When markets penalize biopharma stocks, it can take some time for them to recover. However, for patient long-term investors, the returns can be significant — especially when the company boasts several other current drugs, as well promising ones in the pipeline.
At present, AbbVie’s other major products include:
- AndroGel, a testosterone replacement therapy.
- Creon, a pancreatic enzyme therapy to treat exocrine pancreatic insufficiency.
- Duopa and Duodopa, gels to treat Parkinson’s disease.
- Viekira Pak, which treats chronic hepatitis C.
- Zinbryta, to treat multiple sclerosis.
Analysts are also expecting a slew of new products in 2020, such as next-generation immunology drugs. These drugs and others that are being developed and commercialized, highlight how impressive the potential growth story could be in the next few years.
ABBV trades at a trailing price-to-earnings (P/E) ratio of 21. This number is rather modest when compared with the P/E ratios of several competitors, including AstraZeneca (NYSE:AZN) with a P/E of 49.9, Pfizer (NYSE:PFE) with a P/E of 25.2, and Merck (NYSE:MRK) with a P/E of 34.8.
Reinvesting the Sweet Dividend Yield of ABBV stock
Income investors know that they can compound their returns through reinvesting dividends from high-yielding shares. AbbVie also offers investors a healthy dividend yield of about 5.4%, another reason why I believe the stock belongs in a capital-growth portfolio.

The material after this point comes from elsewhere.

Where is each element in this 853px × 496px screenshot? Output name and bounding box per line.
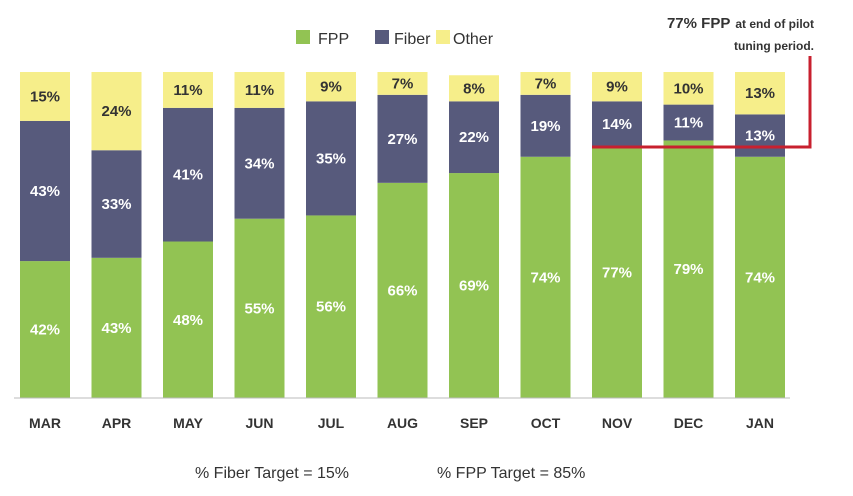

Since its spin-off from Abbott Laboratories in 2013, ABBV has increased dividends every year — a trend that is likely to continue. The next dividend payment is scheduled for May 15, 2019, with an ex-dividend date of April 12.
It would not be wrong to call AbbVie a cashflow machine; as of Dec. 31, the company had a free cash flow of $3.27 billion. This strength not only gives shareholders conviction that the dividends are safe, but also provides the company with enough flexibility to, for example, make acquisitions to offset any further Humira revenue decline (especially in the U.S. when the drug comes off patent in 2023).
The Bottom Line on AbbVie Stock
Like most biopharma stocks, AbbVie is a high-momentum stock. In other words, when the broader markets go up or when the company’s earnings beat expectations, both investors and momentum traders tend to hit the “buy” button fast, expecting superior gains within days or weeks.
However, if markets suffer a decline or if the company cannot keep up with the rising expectations, investors’ risk appetite decreases fast and these stocks can fall much harder than less volatile stocks.
The market has punished Abbvie stock since the start of the year. The stock may continue to struggle through much of 2019. However, patient ABBV bulls will probably be proven right to believe in the management’s commitment to create shareholder value and to further grow the company both organically and through acquisitions. In the meantime, they can continue to collect high dividends.
As of this writing, Tezcan Gecgil did not hold a position in any of the aforementioned securities.